Impairment of Assets
All long-lived assets, principally oil and natural gas properties, are
monitored for potential impairment when circumstances indicate that the carrying
value of the asset may be greater than its estimated future net cash flows. The
evaluations involve significant judgment since the results are based on
estimated future events, such as inflation rates, future sales prices for oil
and natural gas, future production costs, estimates of future oil and natural
gas reserves to be recovered and the timing thereof, the economic and regulatory
climates and other factors. The Company estimates future net cash flows on its
oil and natural gas properties utilizing differentially adjusted forward pricing
curves for both oil and natural gas and a discount rate in line with the
discount rate used by the Company's bank to evaluate its properties. The need to
test a property for impairment may result from significant declines in sales
prices or unfavorable adjustments to oil and natural gas reserves. A further
reduction in oil and natural gas prices or a decline in reserve volumes (which
are re-evaluated semi-anually) could lead to additional impairment that may be
material to the Company. Any assets held for sale are reviewed for impairment
when the Company approves the plan to sell. Estimates of anticipated sales
prices are highly judgmental and subject to material revision in future periods.

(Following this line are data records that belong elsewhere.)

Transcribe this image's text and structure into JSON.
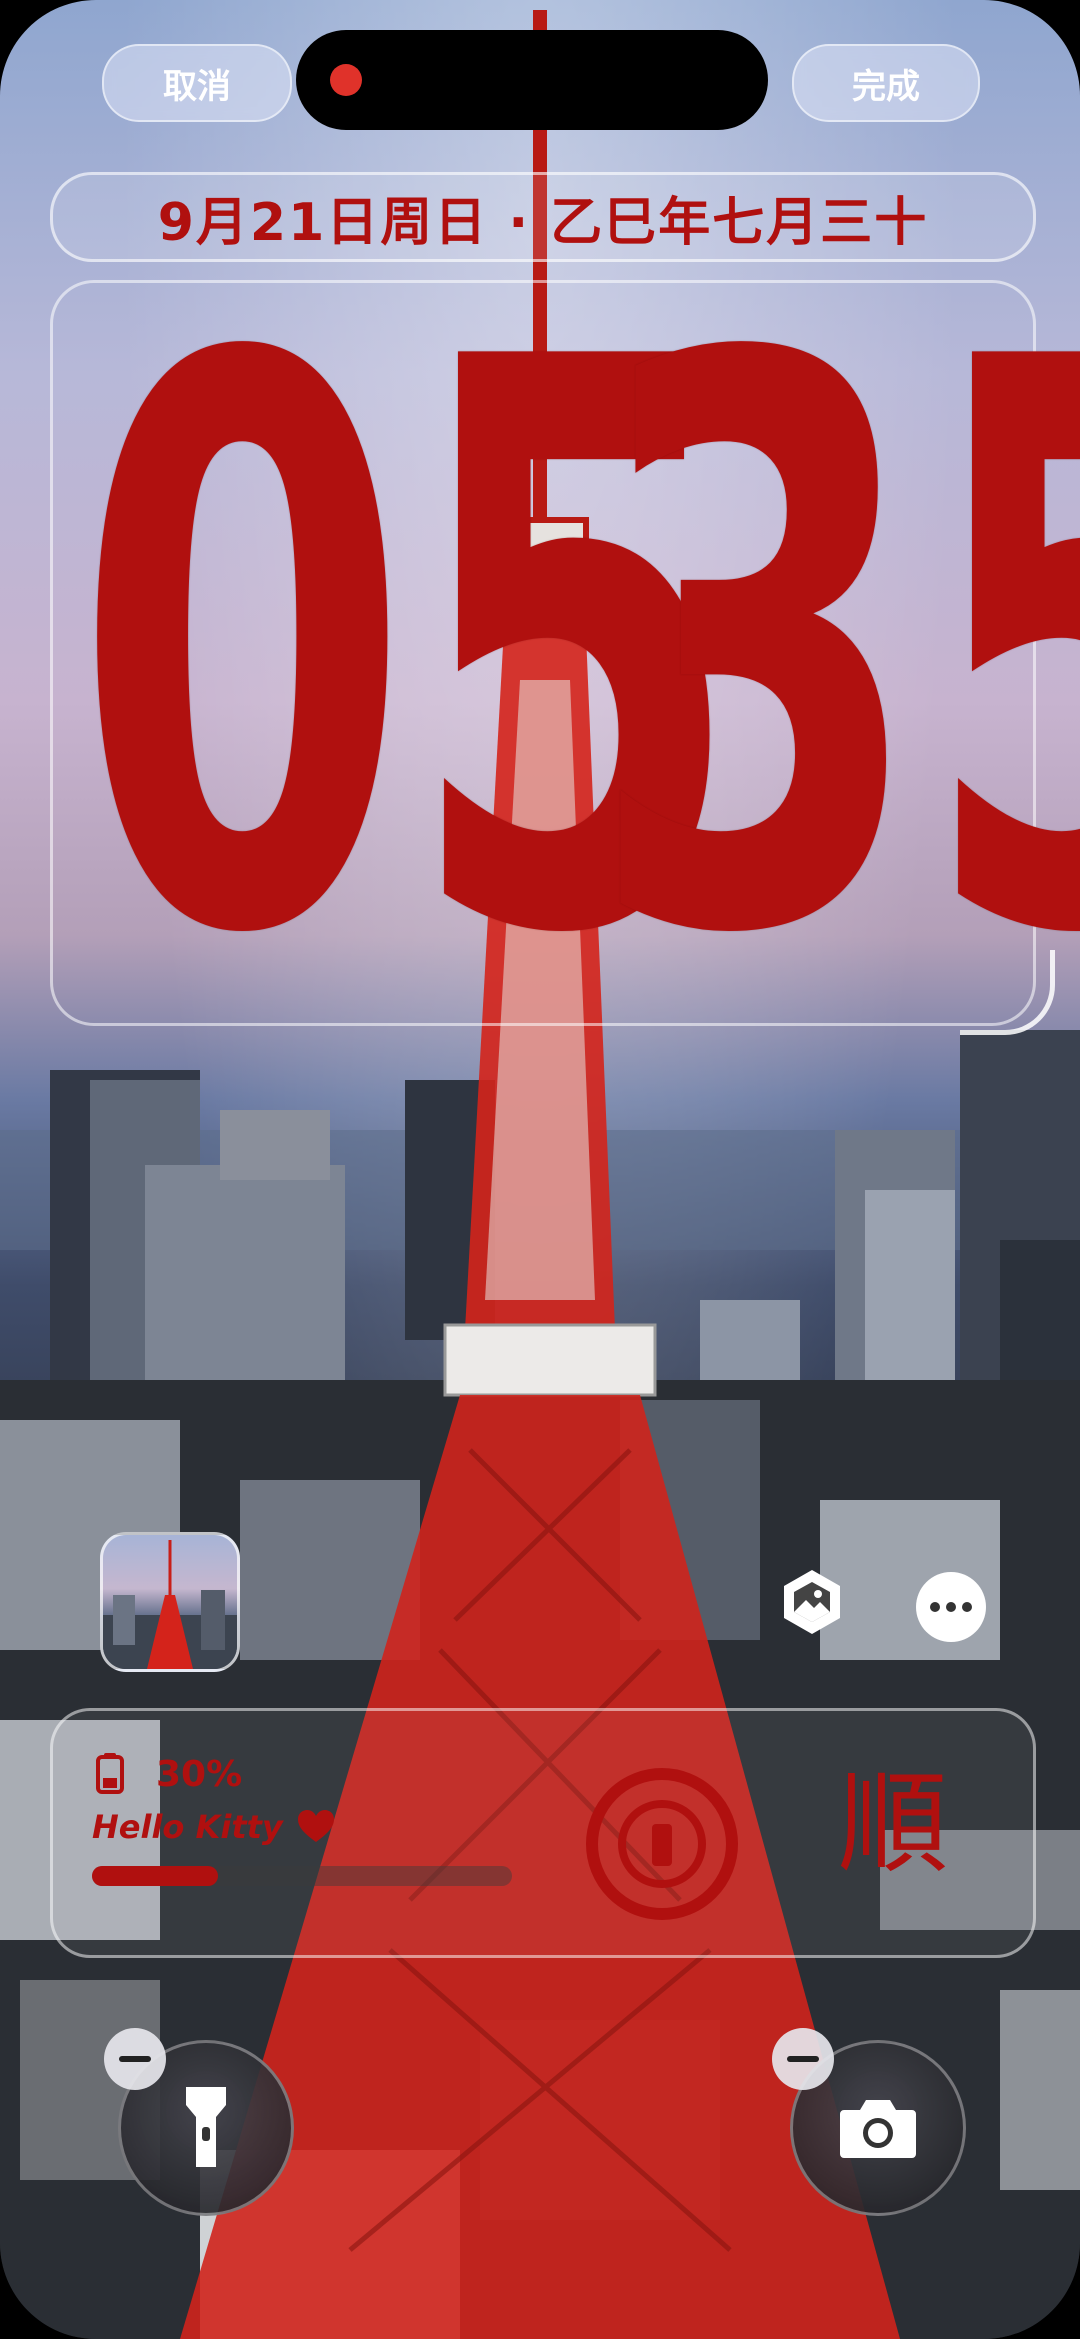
{
  "top_bar": {
    "cancel_label": "取消",
    "done_label": "完成"
  },
  "date_line": "9月21日周日 · 乙巳年七月三十",
  "clock": {
    "hours": "05",
    "minutes": "35"
  },
  "widget": {
    "battery_percent_label": "30%",
    "battery_level": 0.3,
    "caption": "Hello Kitty",
    "heart_icon": "heart-icon",
    "seal_char": "順",
    "accent_color": "#b0100f"
  },
  "controls": {
    "photo_icon": "photo-icon",
    "more_icon": "more-icon",
    "flashlight_icon": "flashlight-icon",
    "camera_icon": "camera-icon"
  },
  "colors": {
    "clock_red": "#b0100f",
    "tower_red": "#d4231b"
  }
}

Because of the uncertainty inherent in these factors, the Company cannot predict
when or if future impairment charges will be recorded.
Oil and Natural Gas Sales Revenue Accrual
The Company does not operate any of its oil and natural gas properties.
Drilling in the last two years has resulted in adding numerous wells with
significantly larger interests, thus increasing the Company's production and
revenue. On many of these wells the most current available production data is
gathered from the appropriate operators and oil and natural gas index prices
local to each well are used to more accurately estimate the accrual of revenue
on these wells. Timely obtaining production data on all other wells from the
operators is not feasible; therefore, the Company utilizes past production
receipts and estimated sales price information to estimate its accrual of
revenue on all other wells each quarter. The oil and natural gas sales revenue
accrual can be impacted by many variables including rapid production decline
rates, production curtailments by operators, the shut-in of wells with
mechanical problems and rapidly changing market prices for oil and natural gas.
These variables could lead to an over or under accrual of oil and natural gas
sales at the end of any particular quarter. Based on past history, the Company's
estimated accrual has been materially accurate.
Income Taxes
The estimation of the amounts of income tax to be recorded by the Company
involves interpretation of complex tax laws and regulations as well as the
completion of complex calculations, including the determination of the Company's
percentage depletion deduction, if any. The excess percentage depletion
calculation during interim periods represents a high-level estimate as the
actual well-by-well calculation required cannot be performed until the end of
the fiscal year. Although the Company's management believes its tax accruals are
adequate, differences may occur in the future depending on the resolution of
pending and new tax matters.
The above description of the Company's critical accounting policies is not
intended to be an all-inclusive discussion of the uncertainties considered and
estimates made by management in applying accounting principles and policies.
Results may vary significantly if different policies were used or required and
if new or different information becomes known to management.